Sternstunden des Gewissens

Eine Frau und ein Mann zeugen ein Kind, im Idealfall sogar mehrere, und verbringen ihr Leben eingebettet in dieser Familie. Das ist das Leitbild.

Doch kennt das wirkliche Leben davon viele Abweichungen. Leider nur nach unten. Vom Verlassenwerden bis zur Beziehungsunfähigkeit, von der Kinderlosigkeit bis zur Veranlagung für Erbkrankheiten, von der Drogensucht bis zur schweren Krankheit.
Es stellen sich im Leben schwierige, manchmal sogar entsetzliche Entscheidungsfragen. Wer sie gesetzlich regeln will, der muss über ein stabiles Fundament von Grundwerten verfügen. Und er darf doch die Wirklichkeit nicht vergessen.
Die Religion taugt als Wertebasis nur begrenzt.

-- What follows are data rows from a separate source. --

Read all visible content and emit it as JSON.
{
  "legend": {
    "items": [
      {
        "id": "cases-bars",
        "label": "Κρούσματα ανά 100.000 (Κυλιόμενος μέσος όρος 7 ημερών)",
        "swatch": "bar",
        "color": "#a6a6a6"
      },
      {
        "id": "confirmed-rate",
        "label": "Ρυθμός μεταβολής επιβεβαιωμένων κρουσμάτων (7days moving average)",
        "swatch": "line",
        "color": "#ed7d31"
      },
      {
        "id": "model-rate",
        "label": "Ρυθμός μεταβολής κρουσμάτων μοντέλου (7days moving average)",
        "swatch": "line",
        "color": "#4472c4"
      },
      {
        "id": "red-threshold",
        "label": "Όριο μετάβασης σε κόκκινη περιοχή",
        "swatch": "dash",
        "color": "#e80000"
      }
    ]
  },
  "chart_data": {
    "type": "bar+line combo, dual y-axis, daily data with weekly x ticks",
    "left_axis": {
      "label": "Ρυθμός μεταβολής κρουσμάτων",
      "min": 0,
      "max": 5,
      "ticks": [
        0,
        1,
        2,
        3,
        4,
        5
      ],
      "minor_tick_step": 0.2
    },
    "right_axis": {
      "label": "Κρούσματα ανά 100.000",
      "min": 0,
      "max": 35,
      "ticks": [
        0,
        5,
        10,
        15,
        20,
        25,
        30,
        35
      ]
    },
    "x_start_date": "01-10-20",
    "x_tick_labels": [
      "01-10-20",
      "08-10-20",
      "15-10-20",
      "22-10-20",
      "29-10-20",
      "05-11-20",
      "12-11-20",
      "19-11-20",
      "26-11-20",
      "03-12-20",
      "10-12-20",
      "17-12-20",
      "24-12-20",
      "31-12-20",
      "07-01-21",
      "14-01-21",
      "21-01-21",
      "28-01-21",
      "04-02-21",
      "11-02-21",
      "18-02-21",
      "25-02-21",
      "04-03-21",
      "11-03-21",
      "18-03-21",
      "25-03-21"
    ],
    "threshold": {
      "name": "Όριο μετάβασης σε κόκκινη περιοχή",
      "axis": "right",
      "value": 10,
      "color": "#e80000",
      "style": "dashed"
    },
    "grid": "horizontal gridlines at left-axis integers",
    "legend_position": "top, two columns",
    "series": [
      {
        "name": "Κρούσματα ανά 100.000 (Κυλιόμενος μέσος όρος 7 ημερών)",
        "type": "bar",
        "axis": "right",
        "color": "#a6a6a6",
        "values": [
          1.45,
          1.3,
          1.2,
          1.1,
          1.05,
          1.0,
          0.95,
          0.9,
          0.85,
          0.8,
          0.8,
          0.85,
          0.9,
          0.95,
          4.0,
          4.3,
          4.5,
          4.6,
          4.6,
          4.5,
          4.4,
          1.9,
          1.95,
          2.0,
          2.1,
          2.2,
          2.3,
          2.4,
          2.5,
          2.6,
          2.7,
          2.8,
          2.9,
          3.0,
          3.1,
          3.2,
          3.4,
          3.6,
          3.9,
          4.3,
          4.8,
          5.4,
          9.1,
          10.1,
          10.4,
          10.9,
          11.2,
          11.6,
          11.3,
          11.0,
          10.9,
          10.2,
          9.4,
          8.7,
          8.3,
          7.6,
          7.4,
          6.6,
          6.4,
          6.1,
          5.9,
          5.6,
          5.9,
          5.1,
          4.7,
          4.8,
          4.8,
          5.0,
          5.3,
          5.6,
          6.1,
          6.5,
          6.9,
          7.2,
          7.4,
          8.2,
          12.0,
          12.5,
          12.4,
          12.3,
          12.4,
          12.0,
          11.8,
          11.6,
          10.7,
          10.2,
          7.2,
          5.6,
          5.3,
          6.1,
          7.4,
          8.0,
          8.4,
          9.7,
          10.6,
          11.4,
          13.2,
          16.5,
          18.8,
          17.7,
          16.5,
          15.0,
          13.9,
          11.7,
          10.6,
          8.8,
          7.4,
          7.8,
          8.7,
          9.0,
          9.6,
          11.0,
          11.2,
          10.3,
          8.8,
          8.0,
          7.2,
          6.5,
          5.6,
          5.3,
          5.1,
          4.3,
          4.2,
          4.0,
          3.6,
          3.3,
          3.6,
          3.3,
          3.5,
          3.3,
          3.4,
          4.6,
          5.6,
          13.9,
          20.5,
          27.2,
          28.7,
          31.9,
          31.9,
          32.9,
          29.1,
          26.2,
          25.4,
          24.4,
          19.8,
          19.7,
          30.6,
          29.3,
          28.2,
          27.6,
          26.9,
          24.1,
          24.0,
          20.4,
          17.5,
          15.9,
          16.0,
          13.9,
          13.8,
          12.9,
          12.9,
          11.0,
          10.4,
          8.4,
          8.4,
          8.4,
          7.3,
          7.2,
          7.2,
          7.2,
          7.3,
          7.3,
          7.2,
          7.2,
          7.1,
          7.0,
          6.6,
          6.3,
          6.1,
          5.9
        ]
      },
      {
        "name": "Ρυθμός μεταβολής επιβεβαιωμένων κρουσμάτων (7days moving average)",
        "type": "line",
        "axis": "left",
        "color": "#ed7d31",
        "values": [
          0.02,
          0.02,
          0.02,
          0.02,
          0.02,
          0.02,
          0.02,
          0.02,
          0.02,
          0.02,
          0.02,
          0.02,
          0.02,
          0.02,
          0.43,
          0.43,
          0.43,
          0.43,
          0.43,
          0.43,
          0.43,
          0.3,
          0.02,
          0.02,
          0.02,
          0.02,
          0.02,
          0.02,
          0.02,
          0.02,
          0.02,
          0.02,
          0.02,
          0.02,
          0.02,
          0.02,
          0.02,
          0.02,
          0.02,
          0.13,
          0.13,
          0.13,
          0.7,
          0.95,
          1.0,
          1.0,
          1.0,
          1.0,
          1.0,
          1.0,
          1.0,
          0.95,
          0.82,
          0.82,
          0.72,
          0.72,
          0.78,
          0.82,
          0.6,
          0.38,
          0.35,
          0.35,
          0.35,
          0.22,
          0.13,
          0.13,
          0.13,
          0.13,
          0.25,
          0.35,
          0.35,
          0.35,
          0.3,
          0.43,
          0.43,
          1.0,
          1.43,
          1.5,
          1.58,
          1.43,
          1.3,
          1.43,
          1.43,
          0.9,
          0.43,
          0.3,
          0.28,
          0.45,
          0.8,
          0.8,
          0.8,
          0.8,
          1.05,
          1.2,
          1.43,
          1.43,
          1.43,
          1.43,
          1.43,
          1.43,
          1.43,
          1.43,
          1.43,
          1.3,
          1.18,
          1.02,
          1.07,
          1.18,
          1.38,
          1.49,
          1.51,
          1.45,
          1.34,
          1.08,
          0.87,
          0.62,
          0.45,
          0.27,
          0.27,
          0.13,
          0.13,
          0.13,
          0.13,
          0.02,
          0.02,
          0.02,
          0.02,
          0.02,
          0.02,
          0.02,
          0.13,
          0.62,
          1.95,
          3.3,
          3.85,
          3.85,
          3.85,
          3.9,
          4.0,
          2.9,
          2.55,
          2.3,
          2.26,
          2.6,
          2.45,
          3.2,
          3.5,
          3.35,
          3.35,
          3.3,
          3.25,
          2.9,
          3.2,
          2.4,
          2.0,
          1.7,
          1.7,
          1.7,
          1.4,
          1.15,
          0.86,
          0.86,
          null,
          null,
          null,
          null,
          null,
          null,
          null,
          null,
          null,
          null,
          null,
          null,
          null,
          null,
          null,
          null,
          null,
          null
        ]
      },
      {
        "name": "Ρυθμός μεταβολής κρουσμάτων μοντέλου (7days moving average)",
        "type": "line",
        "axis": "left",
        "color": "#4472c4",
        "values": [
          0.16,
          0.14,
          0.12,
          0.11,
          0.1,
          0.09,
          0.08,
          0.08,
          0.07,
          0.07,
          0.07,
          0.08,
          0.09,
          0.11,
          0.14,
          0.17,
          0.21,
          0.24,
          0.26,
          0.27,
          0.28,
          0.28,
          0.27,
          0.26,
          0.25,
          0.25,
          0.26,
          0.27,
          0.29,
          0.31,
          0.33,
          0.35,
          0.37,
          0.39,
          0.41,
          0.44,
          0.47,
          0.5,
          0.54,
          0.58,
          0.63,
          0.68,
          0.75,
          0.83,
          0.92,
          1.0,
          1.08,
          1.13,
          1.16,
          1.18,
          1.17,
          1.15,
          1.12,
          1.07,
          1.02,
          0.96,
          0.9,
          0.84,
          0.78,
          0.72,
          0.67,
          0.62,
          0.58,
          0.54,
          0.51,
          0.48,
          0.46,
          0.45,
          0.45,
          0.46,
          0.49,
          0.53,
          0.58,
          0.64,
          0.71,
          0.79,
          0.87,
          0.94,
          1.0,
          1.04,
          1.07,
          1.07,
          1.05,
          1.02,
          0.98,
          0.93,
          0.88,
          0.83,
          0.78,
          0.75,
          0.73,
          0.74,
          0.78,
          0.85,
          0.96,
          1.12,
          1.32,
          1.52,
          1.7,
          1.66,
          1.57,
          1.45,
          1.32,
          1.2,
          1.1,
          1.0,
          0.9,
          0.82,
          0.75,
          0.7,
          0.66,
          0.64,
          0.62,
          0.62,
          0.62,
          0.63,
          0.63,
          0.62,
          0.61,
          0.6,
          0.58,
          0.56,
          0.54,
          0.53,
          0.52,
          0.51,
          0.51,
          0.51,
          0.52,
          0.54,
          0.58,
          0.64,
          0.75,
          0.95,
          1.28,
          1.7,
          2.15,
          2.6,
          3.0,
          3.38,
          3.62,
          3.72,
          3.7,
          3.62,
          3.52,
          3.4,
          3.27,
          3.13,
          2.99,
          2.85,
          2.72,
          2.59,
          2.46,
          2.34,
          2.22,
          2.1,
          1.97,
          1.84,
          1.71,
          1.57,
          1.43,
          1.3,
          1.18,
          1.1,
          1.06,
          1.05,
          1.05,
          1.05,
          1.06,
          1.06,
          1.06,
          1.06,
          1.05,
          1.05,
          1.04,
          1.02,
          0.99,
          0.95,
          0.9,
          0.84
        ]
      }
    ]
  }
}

Oft setzt sie Maßstäbe, die zu groß sind für den Menschen. Und oft weckt sie den Verdacht, sie strebe bloß die Herrschaft über die Köpfe und die Körper (der Frauen) an. Erinnert sei nur an die Schärfe der Auseinandersetzung um den Paragrafen 218 in den 1970er Jahren. "Mein Bauch gehört mir" versus "Abtreibung ist Mord".
Beim Schwangerschaftsabbruch ist mit der Fristenregelung am Ende aber eine Lösung gefunden worden, die mehr ist als nur ein Kompromiss. Sie ist auch die beispielhafte Befriedung geistig-moralischer Gegensätze in einer Gesellschaft, die sich eben nicht nur aus dem christlichen Weltbild speist, sondern auch aus der Aufklärung und dem Humanismus. Deutschland hat seitdem fast alle ethischen Konfliktfragen sehr kultiviert diskutiert und beantwortet. Sei es der Embryonenschutz, die Stammzellenforschung oder die Patientenverfügung.
Auch der gestrige Bundestagsbeschluss, die genetische Untersuchung eines Embryos vor der künstlichen Befruchtung in engen Grenzen zuzulassen, knüpft an diese Tradition an.
Es hat in keinem Fall religiösen oder moralischen Rigorismus gegeben, der, wie etwa in Irland, verzweifelte Frauen auf die Tische der Kurpfuscher treibt, oder wie in den USA Abtreibungsärzte um ihre Leben fürchten lässt. Aber auch keine säkulare Beliebigkeit.
Verdienste daran haben natürlich die hiesigen Kirchen, die diese Kompromisse letztlich mitgetragen haben, obwohl ihre tiefe Überzeugung eine andere ist.
Verdienste haben ebenso alle Parteien, allen voran die sich christlich nennenden Parteien. Dass die Abstimmung im Bundestag zur Präimplantationsdiagnostik gestern wie schon in den anderen Fällen frei war, also nach dem Gewissen und ohne jeden Fraktionszwang, hat einen solchen Weg möglich gemacht. Wenn es je Sternstunden im Parlament gab, dann waren es diese.